SBI Cards and Payment Services Ltd.'s fourth-quarter profit rose, surpassing analysts' estimates.
The company's standalone net profit increased 11% year-on-year to Rs 662.37 crore for the quarter-ended March, according to an exchange filing on Friday. Analysts polled by Bloomberg estimated a net profit of Rs 577.71 crore.
SBI Card Q4 FY24 Results (YoY)
Total income up 14.2% at Rs 4,474.57 crore. (YoY)
Net profit up 11% at Rs 662.37 crore (Bloomberg estimate: Rs 577.7 crore).
GNPA up 12 bps at 2.76% (QoQ).
NNPA up 2 bps at 0.99% (QoQ).
The company's total revenue rose 14% year-on-year to Rs 4,475 crore.
Its expenses surged 15% year-on-year to Rs 3,586.41 crore. Of these, finance costs rose the most by 42.6% year-on-year to Rs 723.8 crore. However, employee costs fell to Rs 132 crore, as compared with Rs 152 crore over the same period last year.
For the quarter-ended March, the capital adequacy ratio stood at 20.5%, of which tier-1 was at 16.5%.
Asset quality for the non-bank financier worsened with gross non-performing asset ratio at 2.76% of gross advances, up 12 basis points quarter-on-quarter. Net NPA, too, was at 0.99% in Q4, up 2 bps quarter-on-quarter.
The company's cards in force grew 13% year-on-year to 1.89 crore.
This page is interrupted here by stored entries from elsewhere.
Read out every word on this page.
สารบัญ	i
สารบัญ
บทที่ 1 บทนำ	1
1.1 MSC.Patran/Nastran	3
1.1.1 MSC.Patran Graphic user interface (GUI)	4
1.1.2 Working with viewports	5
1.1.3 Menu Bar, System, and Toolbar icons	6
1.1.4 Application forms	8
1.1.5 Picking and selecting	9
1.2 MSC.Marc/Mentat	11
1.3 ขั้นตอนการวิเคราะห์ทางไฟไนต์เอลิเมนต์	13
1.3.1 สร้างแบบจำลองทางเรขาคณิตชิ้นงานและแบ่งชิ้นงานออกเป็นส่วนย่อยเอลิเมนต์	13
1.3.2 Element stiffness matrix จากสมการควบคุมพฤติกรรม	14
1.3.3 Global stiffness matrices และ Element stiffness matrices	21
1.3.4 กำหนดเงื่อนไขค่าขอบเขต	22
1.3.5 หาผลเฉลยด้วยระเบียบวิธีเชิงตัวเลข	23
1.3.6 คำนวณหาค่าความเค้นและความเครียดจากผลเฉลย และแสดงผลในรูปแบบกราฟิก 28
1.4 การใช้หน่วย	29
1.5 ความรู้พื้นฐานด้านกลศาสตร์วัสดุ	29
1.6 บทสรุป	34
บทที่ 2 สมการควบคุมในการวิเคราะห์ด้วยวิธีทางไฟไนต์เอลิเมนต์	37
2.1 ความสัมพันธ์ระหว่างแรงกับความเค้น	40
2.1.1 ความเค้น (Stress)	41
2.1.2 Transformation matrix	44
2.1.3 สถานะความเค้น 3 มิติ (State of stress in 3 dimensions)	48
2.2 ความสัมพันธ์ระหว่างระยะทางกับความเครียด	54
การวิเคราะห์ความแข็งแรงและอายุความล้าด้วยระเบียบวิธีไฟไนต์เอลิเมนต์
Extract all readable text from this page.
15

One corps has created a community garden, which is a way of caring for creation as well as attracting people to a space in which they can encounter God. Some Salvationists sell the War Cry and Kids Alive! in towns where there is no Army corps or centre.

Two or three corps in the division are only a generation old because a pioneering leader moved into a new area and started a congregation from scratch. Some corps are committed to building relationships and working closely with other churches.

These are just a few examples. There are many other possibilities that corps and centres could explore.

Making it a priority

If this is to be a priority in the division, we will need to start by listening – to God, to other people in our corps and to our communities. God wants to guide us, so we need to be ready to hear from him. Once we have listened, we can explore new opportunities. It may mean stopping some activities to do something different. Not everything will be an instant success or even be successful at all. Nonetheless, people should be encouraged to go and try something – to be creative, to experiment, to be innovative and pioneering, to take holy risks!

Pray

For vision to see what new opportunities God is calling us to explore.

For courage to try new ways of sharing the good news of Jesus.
The spends also rose 11% year-on-year to Rs 9,653 crore, while receivables grew 25% to Rs 50,846 crore.
Abhijit Chakravorty, managing director and chief executive officer of SBI Card, said in a post-results analyst call that the new card acquisition was at 4.4 million during FY24.
"...we continue to be second-largest card issuer in country... Our CIF market share (was) at 18.6% during FY24." He added that the strong growth in spends have helped in growth of receivables.
SBI Card's market share for FY24 cards-in-force stood at 18.6% and in spends, it stood at 17.8%.
The lender's cost-to-income ratio for the quarter stood at 51.1%, down 881 basis points sequentially. Chakravorty said that it has improved due to lower corporate spend, among other reasons. He also guided for the ratio to be in the range of 58-60% for FY25.
According to the Q4 FY24 investor presentation, the retail spends stood at Rs 69,189 crore, up 25% year-on-year. Corporate spends declined both sequentially and yearly, with a 35% fall to Rs 10,464 crore year-on-year.
The company's gross credit cost for Q4 stood at 7.6%, up 7 bps quarter-on-quarter. "We expect credit costs to remain elevated in the future... The average credit costs for FY25 (are expected) to prevail at about 7%," Chakravorty said.